Leader Assumptions:

Beliefs that make understanding possible and chance actionable.

Assumptions about behavior that emphasize accountability, growth, and change.

Acknowledging that leaders are doing the best they can with their current skills, while remaining responsible for learning more effective behaviors. 

Promoting a culture that balances accountability with psychological safety, where ineffective behavior is treated as an opportunity for skill development.

01
Leaders are doing the best they can.

Given their current regulatory capacity, skill level, and environment.

This isn't an excuse for ineffective behavior. It is the starting point for understanding it.

02
Leaders want to improve.

Even when behavior suggests otherwise.

The motivation for change is present.

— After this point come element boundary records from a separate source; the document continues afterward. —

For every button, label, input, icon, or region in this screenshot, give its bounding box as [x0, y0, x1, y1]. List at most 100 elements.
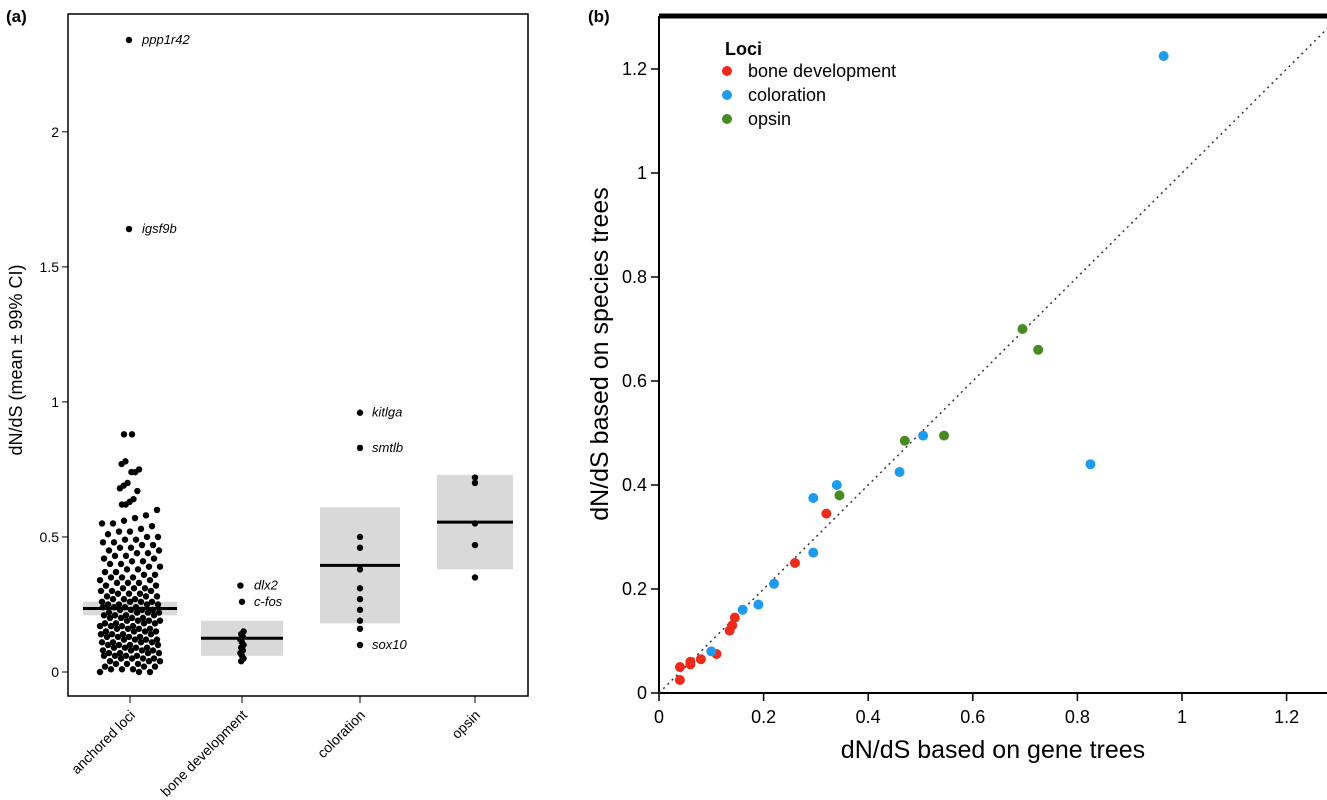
panel-b-y-tick-label: 0.8: [622, 267, 647, 287]
panel-b-point-bone-development: [674, 662, 685, 672]
panel-a-point-anchored-loci: [107, 666, 115, 673]
panel-a-point-anchored-loci: [109, 520, 117, 527]
panel-a-point-anchored-loci: [125, 633, 133, 641]
panel-a-point-anchored-loci: [98, 520, 106, 527]
panel-a-point-anchored-loci: [130, 585, 138, 592]
panel-a-point-bone-development: [237, 582, 244, 589]
panel-b-point-coloration: [918, 430, 929, 441]
panel-a-point-anchored-loci: [133, 652, 141, 659]
panel-a-point-anchored-loci: [146, 668, 154, 676]
panel-a-point-anchored-loci: [144, 649, 152, 657]
panel-a-point-anchored-loci: [137, 525, 145, 533]
panel-a-point-anchored-loci: [105, 609, 113, 616]
panel-a-y-tick-label: 2: [51, 124, 59, 140]
panel-b-legend: Loci bone development coloration opsin: [722, 39, 896, 129]
panel-a-x-tick-label-anchored-loci: anchored loci: [68, 707, 138, 777]
panel-b-point-opsin: [834, 490, 845, 501]
panel-a-point-anchored-loci: [101, 568, 109, 576]
panel-a-point-anchored-loci: [128, 614, 136, 622]
panel-b-y-tick-label: 1.2: [622, 59, 647, 79]
panel-a-point-anchored-loci: [119, 630, 127, 638]
panel-a-point-anchored-loci: [116, 544, 124, 551]
panel-a-point-bone-development: [238, 657, 245, 665]
panel-a-point-anchored-loci: [114, 633, 122, 641]
panel-a-point-anchored-loci: [148, 598, 156, 605]
panel-a-point-anchored-loci: [105, 649, 113, 657]
panel-a-point-anchored-loci: [151, 620, 159, 627]
legend-label-bone-development: bone development: [748, 61, 896, 81]
panel-a-point-anchored-loci: [100, 555, 108, 562]
panel-a-point-anchored-loci: [129, 574, 137, 581]
panel-a-marks: 0 0.5 1 1.5 2 anchored loci bone development co…: [40, 32, 513, 800]
panel-b-x-tick-label: 0.8: [1065, 707, 1090, 727]
panel-a-point-anchored-loci: [134, 660, 142, 668]
panel-a-point-anchored-loci: [108, 587, 116, 595]
panel-a-point-anchored-loci: [113, 579, 121, 587]
panel-a-point-anchored-loci: [132, 536, 140, 543]
panel-a-point-anchored-loci: [140, 571, 148, 578]
panel-a-x-tick-label-bone-development: bone development: [157, 707, 250, 800]
panel-a-point-anchored-loci: [155, 649, 163, 657]
panel-a-point-anchored-loci: [136, 633, 144, 641]
panel-a-point-anchored-loci: [112, 568, 120, 576]
panel-a-point-anchored-loci: [126, 528, 134, 535]
panel-a-point-anchored-loci: [151, 571, 159, 578]
panel-b-label: (b): [588, 7, 610, 26]
panel-b-point-coloration: [737, 604, 748, 615]
panel-a-point-anchored-loci: [120, 595, 128, 603]
panel-a-point-anchored-loci: [142, 593, 150, 600]
panel-a-point-anchored-loci: [120, 431, 128, 438]
panel-a-point-anchored-loci: [113, 625, 121, 632]
panel-a-point-anchored-loci: [151, 663, 159, 670]
panel-a-point-anchored-loci: [139, 655, 147, 662]
panel-a-point-anchored-loci: [125, 36, 133, 44]
panel-a-point-anchored-loci: [139, 614, 147, 622]
panel-a-point-anchored-loci: [144, 609, 152, 616]
panel-a-point-coloration: [356, 566, 364, 573]
panel-b-x-tick-label: 0.6: [960, 707, 985, 727]
panel-a-point-anchored-loci: [105, 547, 113, 554]
panel-a-annotation-kitlga: kitlga: [372, 405, 402, 420]
panel-a-point-anchored-loci: [118, 622, 126, 630]
panel-b-point-opsin: [939, 430, 950, 441]
panel-a-point-anchored-loci: [149, 647, 157, 654]
panel-a-point-anchored-loci: [123, 617, 131, 624]
legend-label-coloration: coloration: [748, 85, 826, 105]
panel-b-x-tick-label: 1: [1177, 707, 1187, 727]
panel-a-annotation-sox10: sox10: [372, 637, 407, 652]
panel-a-point-anchored-loci: [110, 644, 118, 651]
panel-a-point-anchored-loci: [126, 641, 134, 649]
panel-a-point-anchored-loci: [111, 552, 119, 560]
panel-a-point-anchored-loci: [138, 647, 146, 654]
panel-a-point-anchored-loci: [135, 668, 143, 676]
panel-a-point-anchored-loci: [153, 593, 161, 600]
panel-b-point-bone-development: [821, 508, 832, 519]
panel-b-y-tick-label: 0: [637, 683, 647, 703]
panel-a-y-tick-label: 1: [51, 394, 59, 410]
panel-a-point-anchored-loci: [131, 636, 139, 643]
panel-a-annotation-c-fos: c-fos: [254, 594, 283, 609]
panel-a-x-tick-label-opsin: opsin: [448, 707, 483, 742]
panel-a-point-anchored-loci: [118, 460, 125, 468]
panel-a-point-anchored-loci: [145, 657, 153, 665]
panel-a-point-coloration: [356, 409, 364, 416]
panel-a-point-anchored-loci: [108, 630, 116, 638]
panel-a-point-anchored-loci: [102, 582, 110, 589]
panel-a-point-anchored-loci: [101, 663, 109, 670]
panel-a-point-coloration: [356, 585, 364, 592]
panel-a-point-anchored-loci: [104, 601, 112, 608]
panel-b-point-coloration: [706, 646, 717, 657]
legend-marker-coloration: [722, 90, 732, 100]
panel-a-point-anchored-loci: [143, 601, 151, 608]
panel-a-point-anchored-loci: [124, 579, 132, 587]
panel-b-x-tick-label: 1.2: [1274, 707, 1299, 727]
panel-a-point-anchored-loci: [118, 574, 126, 581]
panel-a-point-anchored-loci: [99, 647, 107, 654]
panel-a-point-opsin: [471, 474, 479, 481]
panel-b-marks: 0 0.2 0.4 0.6 0.8 1 1.2 0 0.2 0.4 0.6 0.8 1 1.2: [622, 13, 1327, 727]
panel-a-point-anchored-loci: [150, 555, 158, 562]
panel-a-point-anchored-loci: [104, 531, 112, 538]
panel-a-point-anchored-loci: [152, 628, 160, 635]
panel-a-point-coloration: [356, 533, 364, 541]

The capacity to act on it varies — especially under pressure.

03
Leaders need greater capacity to change behavior.

Doing the best they can with their current skills and needing to develop better ones are not contradictory — they're dialectical.

Improvement requires the effort to develop regulatory capacity.

Without increased capacity, effort alone will not change behavior.

04
Leaders may not have caused every problem, and they're responsible for solving them anyway.

Effective leadership isn't defined by fault.

It is defined by ownership of the current conditions — regardless of how those conditions developed.

05
New behavior must be learned in all relevant contexts.

Skills practiced in low-pressure conditions don't transfer to high-pressure ones.

They must be built and practiced across contexts — including the conditions where they are most likely to break down.

06
All behaviors — actions, thoughts, and emotions — are caused.

Behavior isn't random. It is a function of conditions, learning history, and current regulatory capacity.

Understanding those causes is required for change.

07
Identifying and changing the causes of behavior is more effective than judging and blaming.

Evaluation doesn't produce change.

Judgment doesn't produce change.

Identifying and altering the variables that drive behavior does.

The goal is to understand what drove it and how to respond differently next time.

These assumptions aren’t about giving leaders the benefit of the doubt.

They are structural commitments — the interpretive frame that makes development possible. Without them, behavior is judged, defensiveness increases, and change becomes unlikely. With them, behavior is understood, intervention becomes possible, and change becomes repeatable.